JAKARTA — Gelombang serangan militer Amerika Serikat (AS) terhadap Iran memasuki fase ketiga pada akhir pekan ini, menandakan eskalasi signifikan dalam ketegangan Teluk Persia yang sudah berbulan-bulan memanas. Menurut laporan media negara Iran dan konfirmasi dari Komando Pusat AS (CENTCOM), sejumlah ledakan besar mengguncang wilayah strategis di provinsi Hormozgan, Bushehr, dan Khuzestan pada dini hari Minggu waktu setempat, menargetkan apa yang disebut AS sebagai infrastruktur militer Korps Garda Revolusi Islam (IRGC).
Serangan terbaru ini dilancarkan sebagai respons langsung terhadap insiden penembakan kapal kontainer berbendera Siprus oleh IRGC di Selat Hormuz beberapa hari lalu. CENTCOM dalam pernyataan resmi menegaskan bahwa operasi bertujuan "melemahkan kemampuan Iran untuk menyerang kapal-kapal niaga" yang melintasi jalur pelayangan vital tersebut. Selat Hormuz, di mana sekitar 20% pasokan minyak dunia mengalir setiap harinya, kini menjadi titik tumpu konfrontasi militer yang semakin berbahaya.

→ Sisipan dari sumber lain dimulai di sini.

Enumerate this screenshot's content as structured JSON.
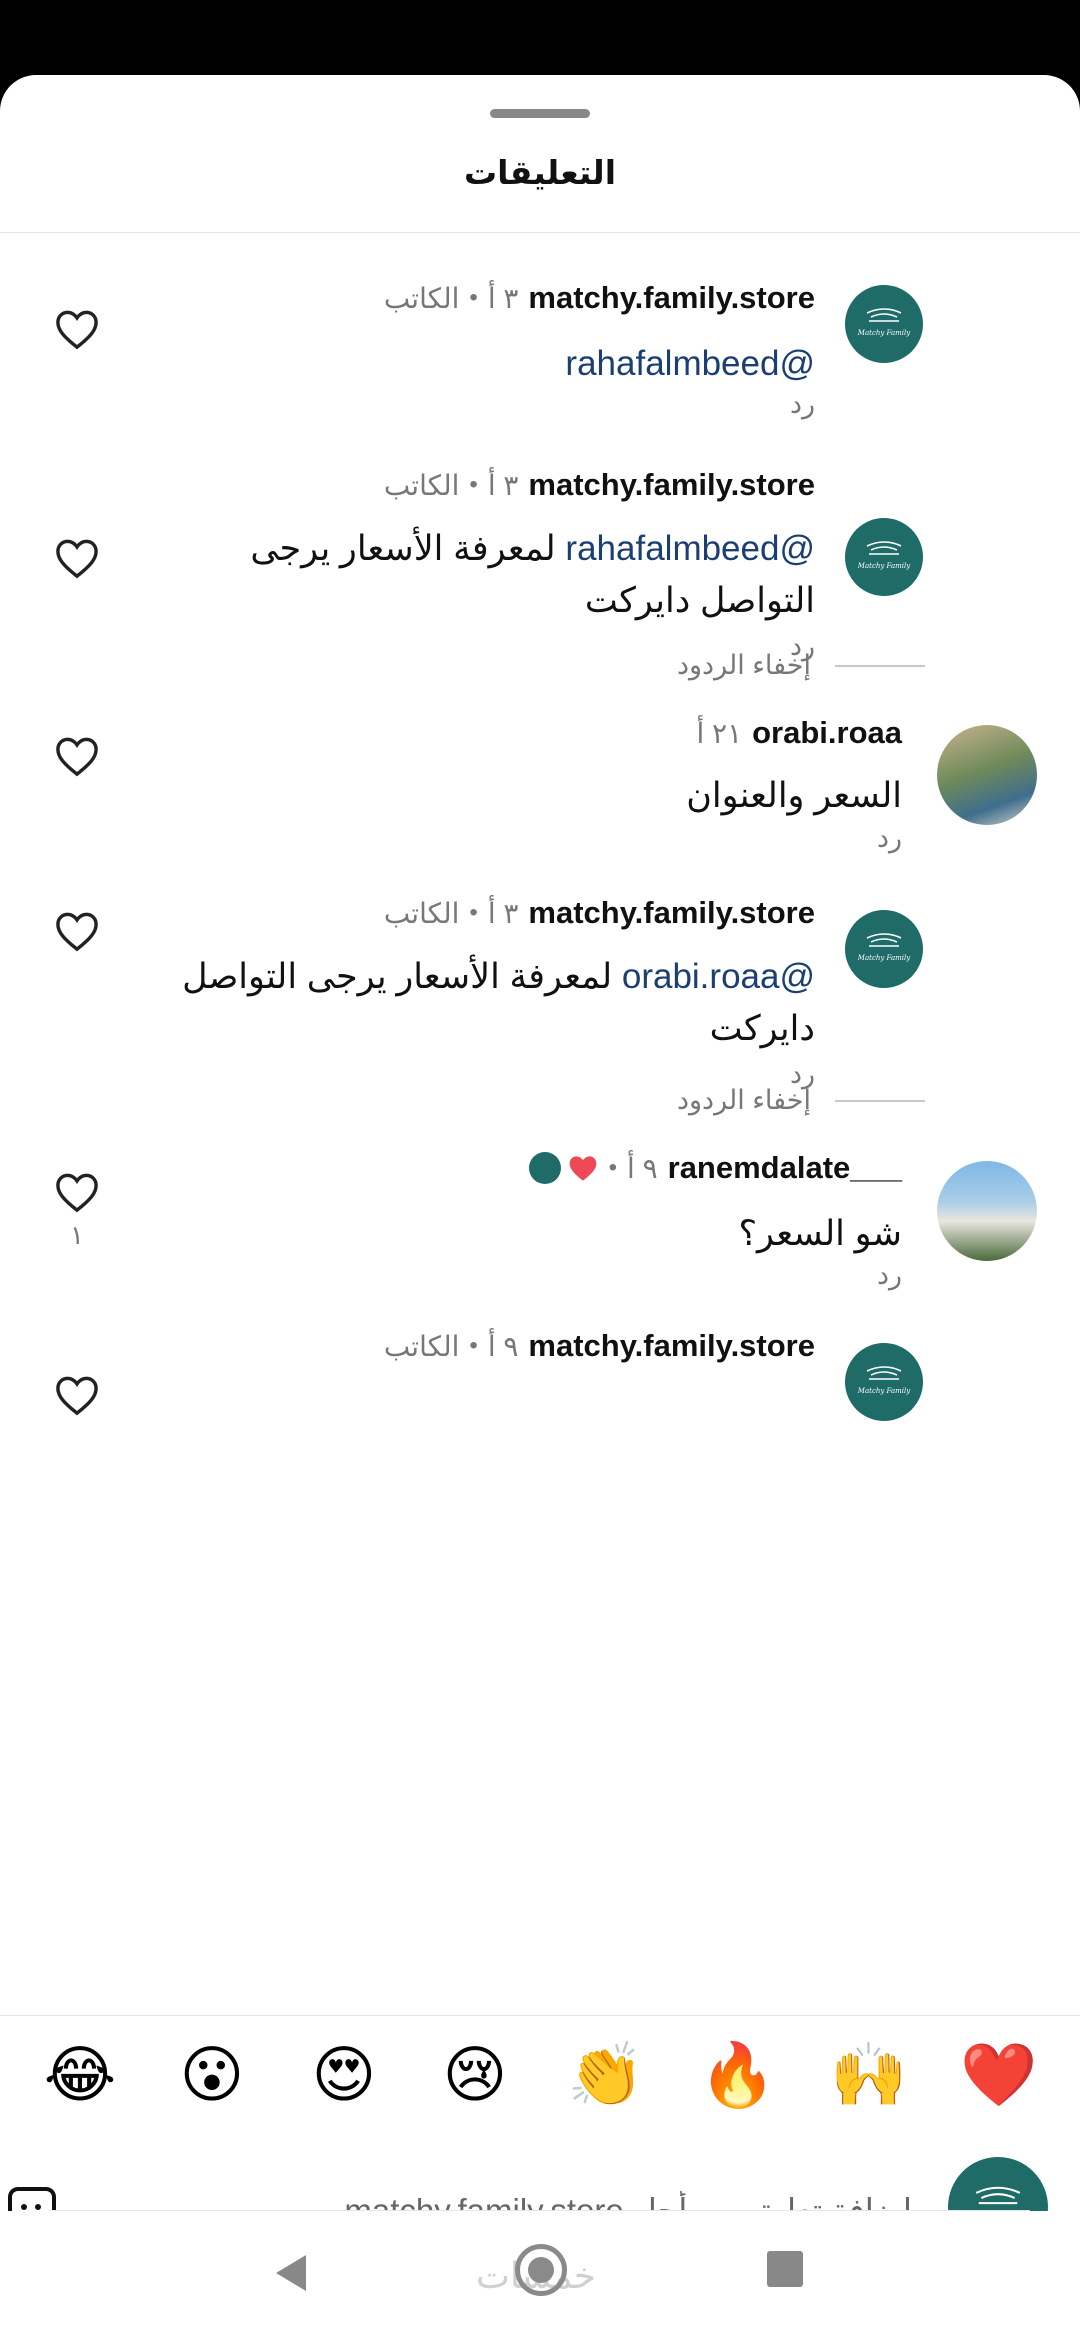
{
  "sheet": {
    "title": "التعليقات"
  },
  "comments": [
    {
      "username": "matchy.family.store",
      "time": "٣ أ",
      "author_badge": "الكاتب",
      "mention": "@rahafalmbeed",
      "text_line1": "",
      "text_line2": "",
      "reply": "رد"
    },
    {
      "username": "matchy.family.store",
      "time": "٣ أ",
      "author_badge": "الكاتب",
      "mention": "@rahafalmbeed",
      "text_line1": " لمعرفة الأسعار يرجى",
      "text_line2": "التواصل دايركت",
      "reply": "رد"
    },
    {
      "username": "orabi.roaa",
      "time": "٢١ أ",
      "text_line1": "السعر والعنوان",
      "reply": "رد"
    },
    {
      "username": "matchy.family.store",
      "time": "٣ أ",
      "author_badge": "الكاتب",
      "mention": "@orabi.roaa",
      "text_line1": " لمعرفة الأسعار يرجى التواصل",
      "text_line2": "دايركت",
      "reply": "رد"
    },
    {
      "username": "___ranemdalate",
      "time": "٩ أ",
      "text_line1": "شو السعر؟",
      "reply": "رد",
      "like_count": "١"
    },
    {
      "username": "matchy.family.store",
      "time": "٩ أ",
      "author_badge": "الكاتب"
    }
  ],
  "hide_replies": "إخفاء الردود",
  "emoji_bar": [
    "😂",
    "😮",
    "😍",
    "😢",
    "👏",
    "🔥",
    "🙌",
    "❤️"
  ],
  "composer": {
    "placeholder": "إضافة تعليق من أجل matchy.family.store..."
  },
  "navbar": {
    "watermark": "خمسات"
  },
  "colors": {
    "brand_teal": "#1e6b68",
    "mention_blue": "#1b3f73",
    "like_red": "#ed4956"
  }
}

Televisi negara Iran melaporkan ledakan terjadi di Bandar Abbas, Sirik, Chabahar, dan lebih dari sepuluh ledakan di Jask — semua merupakan kota pelabuhan dan basis militer strategis di provinsi Hormozgan. Serangan juga menghantam fasilitas di Asaluyeh dan Bandar Dayyer, serta barak militer di Bushehr, provinsi yang mengandung reaktor nuklir Bushehr yang dioperasikan dengan bantuan Rusia. Di Khuzestan, ledakan terdengar di Desa Shah Abdollah, Hendijan, Mahshahr, dan Abadan, wilayah jantung industri minyak dan gas Iran yang berbatasan dengan Irak.
Hingga berita ini ditulis, tidak ada laporan korban jiwa resmi dari kedua belah pihak. Namun, penutupan Selat Hormuz oleh Iran "hingga waktu tidak ditentukan" — sebagaimana dilaporkan media Iran sebelumnya — mengirimkan gelombang kecewa ke pasar energi global. Harga minyak mentah Brent naik tajam pada pembukaan perdagangan Asia, mencerminkan kekhawatiran investor akan gangguan pasokan jangka panjang jika konflik ini meluas menjadi perang terbuka.
Analis keamanan regional menilai bahwa pilihan target AS — basis udara, fasilitas radar, dan sistem pertahanan udara IRGC di wilayah pesisir selatan — menunjukkan strategi "degradasi kapasitas" daripada invasi darat. "AS berusaha menetralkan kemampuan Iran menutup Selat Hormuz tanpa memicu perang total," kata seorang pakar keamanan Teluk Persia yang meminta anonimitas. "Namun, setiap serangan menambah risiko kesalahan kalkulasi yang bisa memicu respons balik dari proksi Iran di Irak, Suriah, Yaman, dan Lebanon."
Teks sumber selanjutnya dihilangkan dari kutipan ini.